Controversial columnist Rod Liddle has penned an article conflating this year's The Great British Bake Off with "uncontrolled immigration".
The article, titled 'What the Great British Bake Off really says about Britain' for the latest issue of The Spectator, is a masterclass in questionable logic:
It was won by the charming Nadiya Hussain. But does that mean that unlimited immigration is perfectly OK?
Liddle's piece joins many other voices in the right wing media who have taken to their keyboards over the past few weeks to decry the thoroughly deserved victory of Nadiya Hussein from Leeds, who is of Bangladeshi heritage, as among other things, "full-scale ideological warfare".
But the Spectator journalist doesn't know whether Nadiya's work was better than the other "infidel cakes" on offer.

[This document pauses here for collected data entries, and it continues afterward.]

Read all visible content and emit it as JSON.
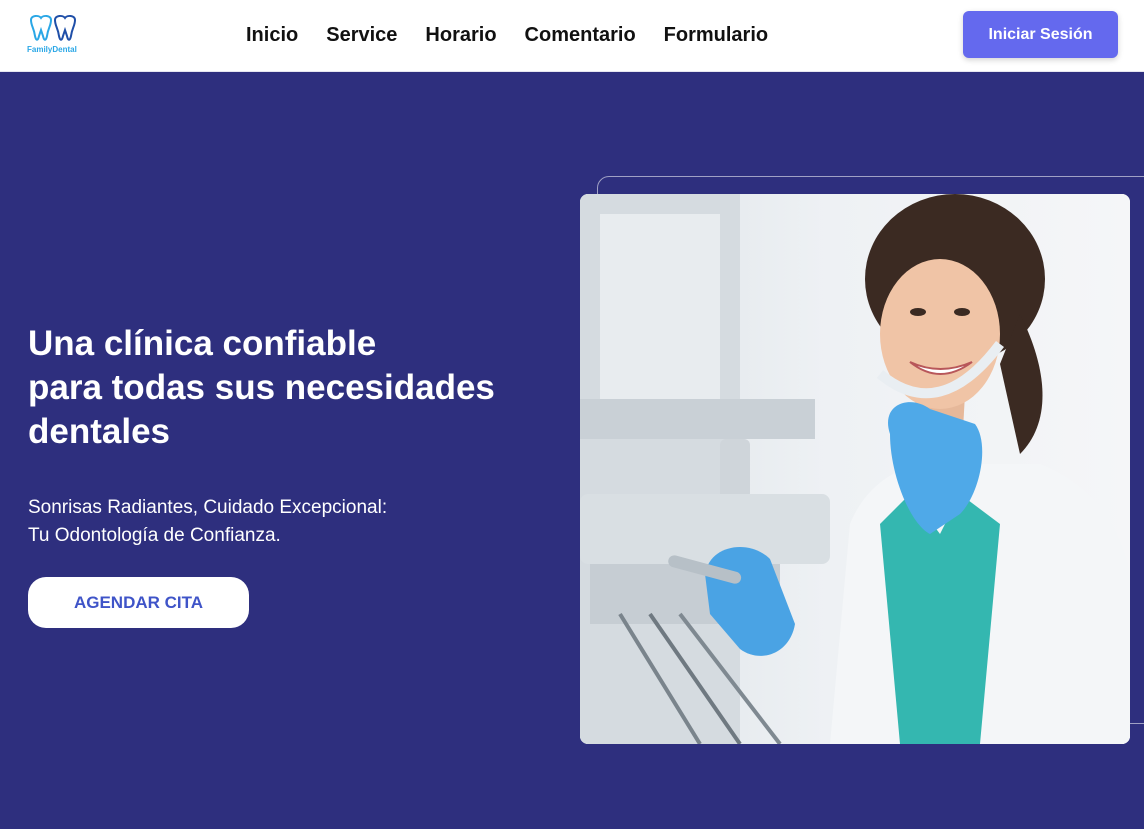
{
  "header": {
    "logo_text": "FamilyDental",
    "nav": [
      {
        "label": "Inicio"
      },
      {
        "label": "Service"
      },
      {
        "label": "Horario"
      },
      {
        "label": "Comentario"
      },
      {
        "label": "Formulario"
      }
    ],
    "login_label": "Iniciar Sesión"
  },
  "hero": {
    "title_lines": [
      "Una clínica confiable",
      "para todas sus necesidades",
      "dentales"
    ],
    "subtitle_lines": [
      "Sonrisas Radiantes, Cuidado Excepcional:",
      "Tu Odontología de Confianza."
    ],
    "cta_label": "AGENDAR CITA",
    "image_alt": "Dentista sonriente con guantes azules sosteniendo instrumento dental"
  },
  "colors": {
    "hero_background": "#2e2f7e",
    "login_button": "#6469ee",
    "cta_text": "#3f54c8",
    "logo_accent": "#2aa7e6"
  },
  "icons": {
    "logo": "tooth-logo-icon"
  }
}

And besides, Liddle wrote that Nadiya was only on the show because she was "plucked from a group of typically 'diverse' human beings which the BBC presumably thinks is representative of modern Britain. Or perhaps wishes was":
A gay here, a foreigner there, a BME Brit and of course Nadiya. As the TV columnist Ally Ross put it, the BBC must have been dancing a multicultural jig of joy.
But, he wrote, just because Nadiya won doesn't mean "unlimited immigration" is "tickety-boo". Which, coincidentally, is an argument no one has tried to make.
...because a veiled Muslim woman won a reality TV show, a show which embodies great British virtues such as eating cakes and drinking tea, unlimited immigration is perfectly tickety-boo?
Twitter has been quick to point out Nadiya isn't "veiled" - no more than a nun is, anyway.
The article has gone down a treat with far-right group the English Defence League, which was quick to praise Liddle's piece for injecting "common sense" into the 'Bake Off' "charade".